3. Mehrere wirtschaftliche Geschäftsbetriebe
Unterhält eine steuerbefreite Körperschaft mehrere wiGB ist für § 20 Abs. 1 Nr. 10 Buchstabe b Satz 4 EStG auf das Gesamtergebnis aller wiGB, deren Gewinn durch Betriebsvermögensvergleich ermittelt wird, abzustellen. Der Gewinn des wiGB wird auch dann durch Betriebsvermögensvergleich ermittelt, wenn die Körperschaft, Personenvereinigung oder Vermögensmasse für ihren steuerpflichtigen und ihren steuerbegünstigten Bereich zusammen einen einheitlichen Betriebsvermögensvergleich erstellt. Die Umsatz- und Gewinngrenzen des § 20 Abs. 1 Nr. 10 Buchstabe b Satz 1 EStG sind auf den jeweiligen wiGB anzuwenden.

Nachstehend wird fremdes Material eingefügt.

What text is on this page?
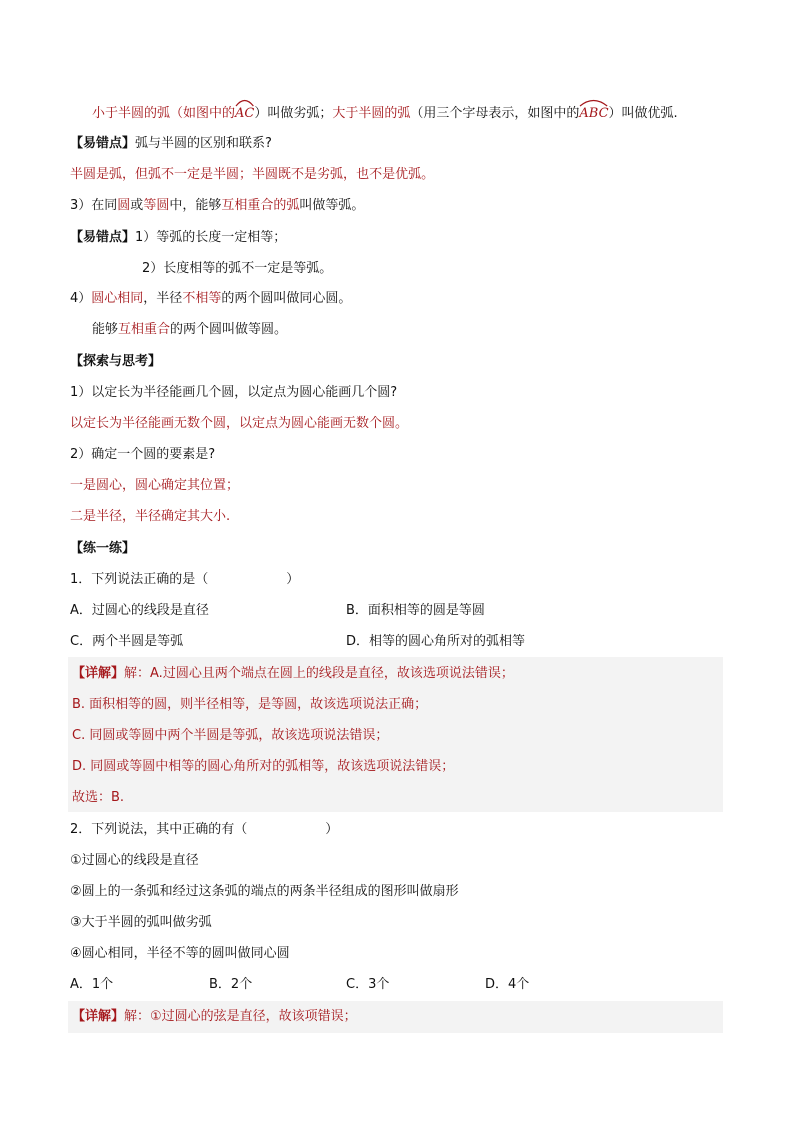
小于半圆的弧（如图中的
AC）叫做劣弧；大于半圆的弧（用三个字母表示，如图中的
ABC）叫做优弧.
【易错点】弧与半圆的区别和联系?
半圆是弧，但弧不一定是半圆；半圆既不是劣弧，也不是优弧。
3）在同圆或等圆中，能够互相重合的弧叫做等弧。
【易错点】1）等弧的长度一定相等；
2）长度相等的弧不一定是等弧。
4）圆心相同，半径不相等的两个圆叫做同心圆。
能够互相重合的两个圆叫做等圆。
【探索与思考】
1）以定长为半径能画几个圆，以定点为圆心能画几个圆?
以定长为半径能画无数个圆，以定点为圆心能画无数个圆。
2）确定一个圆的要素是?
一是圆心，圆心确定其位置；
二是半径，半径确定其大小.
【练一练】
1．下列说法正确的是（　　　　　　）
A．过圆心的线段是直径	B．面积相等的圆是等圆
C．两个半圆是等弧	D．相等的圆心角所对的弧相等
【详解】解：A.过圆心且两个端点在圆上的线段是直径，故该选项说法错误；
B. 面积相等的圆，则半径相等，是等圆，故该选项说法正确；
C. 同圆或等圆中两个半圆是等弧，故该选项说法错误；
D. 同圆或等圆中相等的圆心角所对的弧相等，故该选项说法错误；
故选：B.
2．下列说法，其中正确的有（　　　　　　）
①过圆心的线段是直径
②圆上的一条弧和经过这条弧的端点的两条半径组成的图形叫做扇形
③大于半圆的弧叫做劣弧
④圆心相同，半径不等的圆叫做同心圆
A．1个	B．2个	C．3个	D．4个
【详解】解：①过圆心的弦是直径，故该项错误；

§ 6 Abs. 5 Satz 1 EStG ist anzuwenden.
4. Rücklagenbildung
Soweit der im wiGB angefallene Gewinn zulässigerweise den Rücklagen des wiGB zugeführt worden ist, ist § 20 Abs. 1 Nr. 10 Buchstabe b Satz 4 i.V.m. Satz 1 EStG nicht erfüllt.

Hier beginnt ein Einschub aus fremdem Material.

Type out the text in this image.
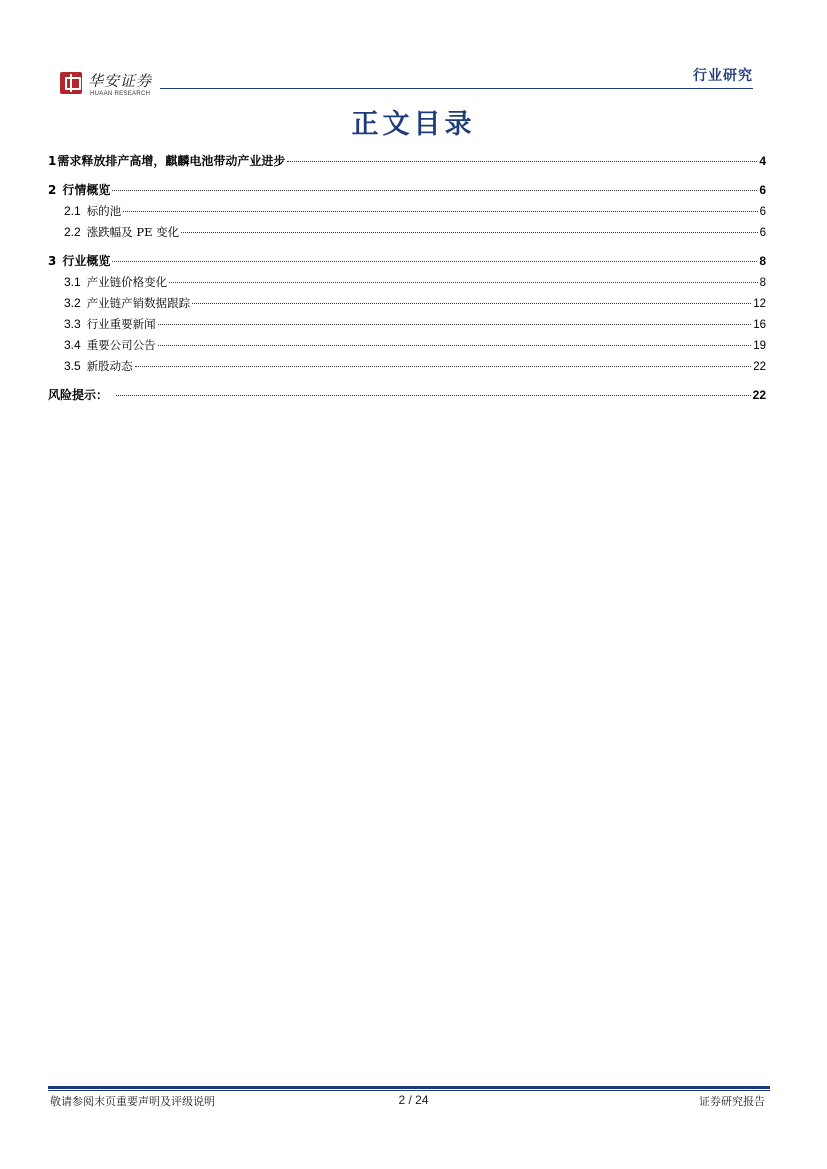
华安证券
HUAAN RESEARCH
行业研究
正文目录
1 需求释放排产高增，麒麟电池带动产业进步	4
2 行情概览	6
2.1 标的池	6
2.2 涨跌幅及 PE 变化	6
3 行业概览	8
3.1 产业链价格变化	8
3.2 产业链产销数据跟踪	12
3.3 行业重要新闻	16
3.4 重要公司公告	19
3.5 新股动态	22
风险提示：	22
敬请参阅末页重要声明及评级说明	2 / 24	证券研究报告
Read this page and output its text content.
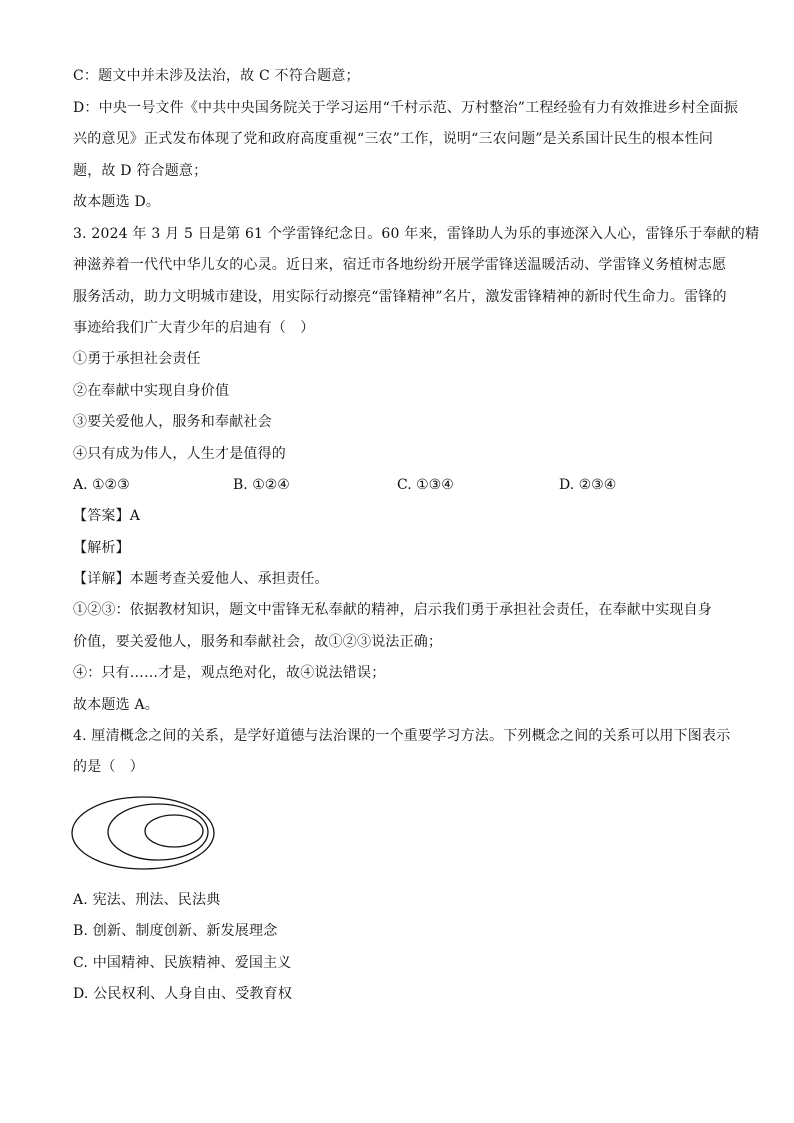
C：题文中并未涉及法治，故 C 不符合题意；
D：中央一号文件《中共中央国务院关于学习运用“千村示范、万村整治”工程经验有力有效推进乡村全面振
兴的意见》正式发布体现了党和政府高度重视“三农”工作，说明“三农问题”是关系国计民生的根本性问
题，故 D 符合题意；
故本题选 D。
3. 2024 年 3 月 5 日是第 61 个学雷锋纪念日。60 年来，雷锋助人为乐的事迹深入人心，雷锋乐于奉献的精
神滋养着一代代中华儿女的心灵。近日来，宿迁市各地纷纷开展学雷锋送温暖活动、学雷锋义务植树志愿
服务活动，助力文明城市建设，用实际行动擦亮“雷锋精神”名片，激发雷锋精神的新时代生命力。雷锋的
事迹给我们广大青少年的启迪有（　）
①勇于承担社会责任
②在奉献中实现自身价值
③要关爱他人，服务和奉献社会
④只有成为伟人，人生才是值得的
A. ①②③	B. ①②④	C. ①③④	D. ②③④
【答案】A
【解析】
【详解】本题考查关爱他人、承担责任。
①②③：依据教材知识，题文中雷锋无私奉献的精神，启示我们勇于承担社会责任，在奉献中实现自身
价值，要关爱他人，服务和奉献社会，故①②③说法正确；
④：只有……才是，观点绝对化，故④说法错误；
故本题选 A。
4. 厘清概念之间的关系，是学好道德与法治课的一个重要学习方法。下列概念之间的关系可以用下图表示
的是（　）
A. 宪法、刑法、民法典
B. 创新、制度创新、新发展理念
C. 中国精神、民族精神、爱国主义
D. 公民权利、人身自由、受教育权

Die Grundsätze der Rdnr. 23 im BMF-Schreiben vom 11. September 2002 (a.a.O.) i.d.F. des BMF-Schreibens vom 8. August 2005 (a.a.O.) gelten entsprechend.
Hat eine Rücklagenbildung im wiGB im Einzelfall zum Verlust der Steuerbefreiung der Körperschaft, Personenvereinigung oder Vermögensmasse geführt, scheidet die Anwendung des § 20 Abs. 1 Nr. 10 Buchstabe b Satz 4 EStG bereits dem Grunde nach aus. Bei Verlust der Steuerbefreiung fallen Leistungen dieser Körperschaft, Personenvereinigung oder Vermögensmasse unter § 20 Abs. 1 Nr. 1 oder 9 EStG.

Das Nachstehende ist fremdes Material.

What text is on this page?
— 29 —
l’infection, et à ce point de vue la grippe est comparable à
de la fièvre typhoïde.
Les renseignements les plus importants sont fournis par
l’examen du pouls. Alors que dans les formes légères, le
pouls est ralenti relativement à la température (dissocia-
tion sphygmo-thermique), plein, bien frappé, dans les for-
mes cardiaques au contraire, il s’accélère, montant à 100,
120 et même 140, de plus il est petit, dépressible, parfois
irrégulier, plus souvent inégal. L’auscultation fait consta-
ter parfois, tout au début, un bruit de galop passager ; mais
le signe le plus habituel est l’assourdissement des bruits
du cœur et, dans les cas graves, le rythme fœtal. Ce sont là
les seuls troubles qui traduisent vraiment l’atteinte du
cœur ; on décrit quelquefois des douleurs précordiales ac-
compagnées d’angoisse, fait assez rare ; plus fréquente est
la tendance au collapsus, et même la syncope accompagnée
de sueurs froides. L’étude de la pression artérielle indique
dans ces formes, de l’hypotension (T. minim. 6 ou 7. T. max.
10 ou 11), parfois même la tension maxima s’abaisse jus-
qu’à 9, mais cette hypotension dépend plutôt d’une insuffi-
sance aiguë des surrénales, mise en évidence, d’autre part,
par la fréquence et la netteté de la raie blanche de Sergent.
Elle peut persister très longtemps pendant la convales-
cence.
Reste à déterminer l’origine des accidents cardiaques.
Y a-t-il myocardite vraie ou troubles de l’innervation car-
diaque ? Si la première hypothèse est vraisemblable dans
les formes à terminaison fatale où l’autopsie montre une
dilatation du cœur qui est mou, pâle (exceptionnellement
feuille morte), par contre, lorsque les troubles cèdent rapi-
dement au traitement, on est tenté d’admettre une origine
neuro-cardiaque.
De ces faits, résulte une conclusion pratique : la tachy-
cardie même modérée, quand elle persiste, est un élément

5. Beteiligung an einer Mitunternehmerschaft
Die Beteiligung einer steuerbefreiten Körperschaft, Personenvereinigung oder Vermögensmasse an einer Mitunternehmerschaft stellt einen eigenständigen wiGB dar. Der im Rahmen der einheitlichen und gesonderten Feststellung der Einkünfte auf die steuerbefreite Körperschaft, Personenvereinigung oder Vermögensmasse entfallende Gewinnanteil ist Besteuerungstatbestand im Sinne des § 20 Abs. 1 Nr. 10 Buchstabe b Satz 4 i.V.m. Satz 1 EStG, wenn die Mitunternehmerschaft bilanziert oder der Anteil an der Mitunternehmerschaft die Größenmerkmale des § 20 Abs. 1 Nr. 10 Buchstabe b Satz 1 EStG erfüllt. Die Regelung der Nummer 3 Satz 4 gilt entsprechend. Die Grundsätze der Nummer 4 sind auf der Ebene der Mitunternehmerschaft zu prüfen.
6. Erstmalige Anwendung des § 20 Abs. 1 Nr. 10 Buchstabe b Satz 4 EStG und erstmalige Feststellung des steuerlichen Einlagekontos
§ 52 Abs. 37a Satz 2 EStG regelt die erstmalige Anwendung des § 20 Abs. 1 Nr. 10 Buchstabe b Satz 4 EStG in Abhängigkeit mit der körperschaftsteuerlichen Behandlung des wiGB. In Fällen, in denen die Umsatz- und Gewinngrenzen nach Ablauf des VZ 2001 erstmalig überschritten werden oder der wiGB erstmals bilanziert, ist bei der erstmaligen Feststellung des Anfangsbestands des steuerlichen Einlagekontos die Billigkeitsregelung der Rdnr. 13 des BMF-Schreibens vom 11. September 2002 (a.a.O.) entsprechend anzuwenden. Dem Anfangsbestand des steuerlichen Einlagekontos eines derartigen wiGB sind alle bis zum Ablauf des Wirtschaftsjahres, das dem erstmaligen Überschreiten der Umsatz- und Gewinngrenzen bzw. der Bilanzierung vorangeht, vorhandenen Eigenkapitalteile zuzurechnen.